Хотя всё равно эта история остаётся универсальной и повествующей о самых коренных вещах: о жизни, смерти, ответственности и свободе. Как и все остальные.
С культурной и исторической памятью Сёч, разумеется, только и делает, что играет – и это великолепная, переливающаяся на солнце игра в бисер, со всей самоценностью, присущей этому занятию. Он не был бы самим собой, если бы не играл (кстати, это даёт ему ещё одну из форм свободы, которая – как человеческое состояние – важна для него принципиально). Но он играет всерьёз. Можно было бы даже сказать, цитируя классика, на разрыв аорты, если бы это не придавало высказыванию столь чуждого нашему автору пафоса.

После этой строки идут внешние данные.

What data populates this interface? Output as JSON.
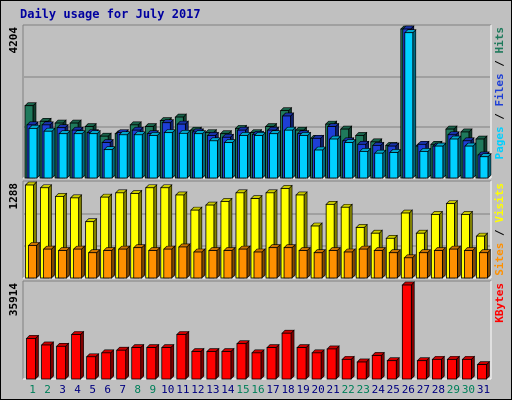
{
  "chart_data": [
    {
      "type": "bar",
      "title": "Daily usage for July 2017",
      "categories": [
        "1",
        "2",
        "3",
        "4",
        "5",
        "6",
        "7",
        "8",
        "9",
        "10",
        "11",
        "12",
        "13",
        "14",
        "15",
        "16",
        "17",
        "18",
        "19",
        "20",
        "21",
        "22",
        "23",
        "24",
        "25",
        "26",
        "27",
        "28",
        "29",
        "30",
        "31"
      ],
      "weekend_days": [
        "1",
        "2",
        "8",
        "9",
        "15",
        "16",
        "22",
        "23",
        "29",
        "30"
      ],
      "ymax_label": "4204",
      "ylim": [
        0,
        4204
      ],
      "legend": [
        "Pages",
        "Files",
        "Hits"
      ],
      "legend_separator": " / ",
      "series": [
        {
          "name": "Hits",
          "color": "#1f7a5c",
          "values": [
            2040,
            1600,
            1550,
            1550,
            1450,
            1180,
            1250,
            1500,
            1450,
            1620,
            1720,
            1350,
            1280,
            1250,
            1400,
            1280,
            1450,
            1900,
            1350,
            1120,
            1520,
            1380,
            1200,
            1020,
            920,
            4204,
            900,
            950,
            1380,
            1300,
            1100
          ]
        },
        {
          "name": "Files",
          "color": "#1e3fd6",
          "values": [
            1500,
            1500,
            1420,
            1350,
            1280,
            1000,
            1280,
            1350,
            1250,
            1560,
            1520,
            1300,
            1200,
            1150,
            1350,
            1230,
            1350,
            1750,
            1250,
            1120,
            1450,
            1050,
            950,
            920,
            900,
            4204,
            950,
            900,
            1220,
            1050,
            650
          ]
        },
        {
          "name": "Pages",
          "color": "#00d0ff",
          "values": [
            1400,
            1320,
            1250,
            1250,
            1250,
            800,
            1220,
            1220,
            1200,
            1280,
            1260,
            1250,
            1050,
            1000,
            1200,
            1200,
            1250,
            1350,
            1200,
            790,
            1100,
            1000,
            750,
            700,
            720,
            4100,
            750,
            900,
            1100,
            900,
            600
          ]
        }
      ]
    },
    {
      "type": "bar",
      "ymax_label": "1288",
      "ylim": [
        0,
        1288
      ],
      "legend": [
        "Sites",
        "Visits"
      ],
      "legend_separator": " / ",
      "series": [
        {
          "name": "Visits",
          "color": "#ffff00",
          "values": [
            1288,
            1250,
            1130,
            1110,
            780,
            1120,
            1180,
            1170,
            1250,
            1250,
            1150,
            940,
            1010,
            1060,
            1180,
            1100,
            1180,
            1240,
            1150,
            720,
            1020,
            980,
            700,
            620,
            550,
            900,
            620,
            880,
            1030,
            880,
            580
          ]
        },
        {
          "name": "Sites",
          "color": "#ff9000",
          "values": [
            450,
            400,
            380,
            400,
            350,
            380,
            400,
            420,
            380,
            400,
            430,
            360,
            380,
            380,
            400,
            360,
            420,
            420,
            380,
            350,
            380,
            360,
            400,
            380,
            350,
            280,
            350,
            380,
            400,
            380,
            350
          ]
        }
      ]
    },
    {
      "type": "bar",
      "ymax_label": "35914",
      "ylim": [
        0,
        35914
      ],
      "legend": [
        "KBytes"
      ],
      "legend_separator": " / ",
      "series": [
        {
          "name": "KBytes",
          "color": "#ff0000",
          "values": [
            15500,
            13000,
            12500,
            17000,
            8500,
            10000,
            11000,
            12000,
            12000,
            12000,
            17000,
            10500,
            10500,
            10500,
            13500,
            10000,
            12000,
            17500,
            12000,
            10000,
            11500,
            7500,
            6500,
            9000,
            7000,
            35914,
            7000,
            7500,
            7500,
            7500,
            5500
          ]
        }
      ]
    }
  ]
}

Нет, он не пишет политических агиток. Он принципиально иначе устроен. Но устроен он при этом так, что его литературная работа и политическая активность – две стороны одного целого, непрестанно сообщающиеся друг с другом, и друг без друга (да, и вторая – без первой) они поняты быть не могут.
Сёч всегда был ангажирован (что, если вдуматься, едва ли не напрямую следует из самой исторической ситуации трансильванского венгра, уязвимой и уязвлённой) – и непременно везде так или иначе неудобен (что не менее прямо следует из душевного склада человека критичного до ядовитости и не склонного ни обольщаться, ни смиряться с массовыми обольщениями).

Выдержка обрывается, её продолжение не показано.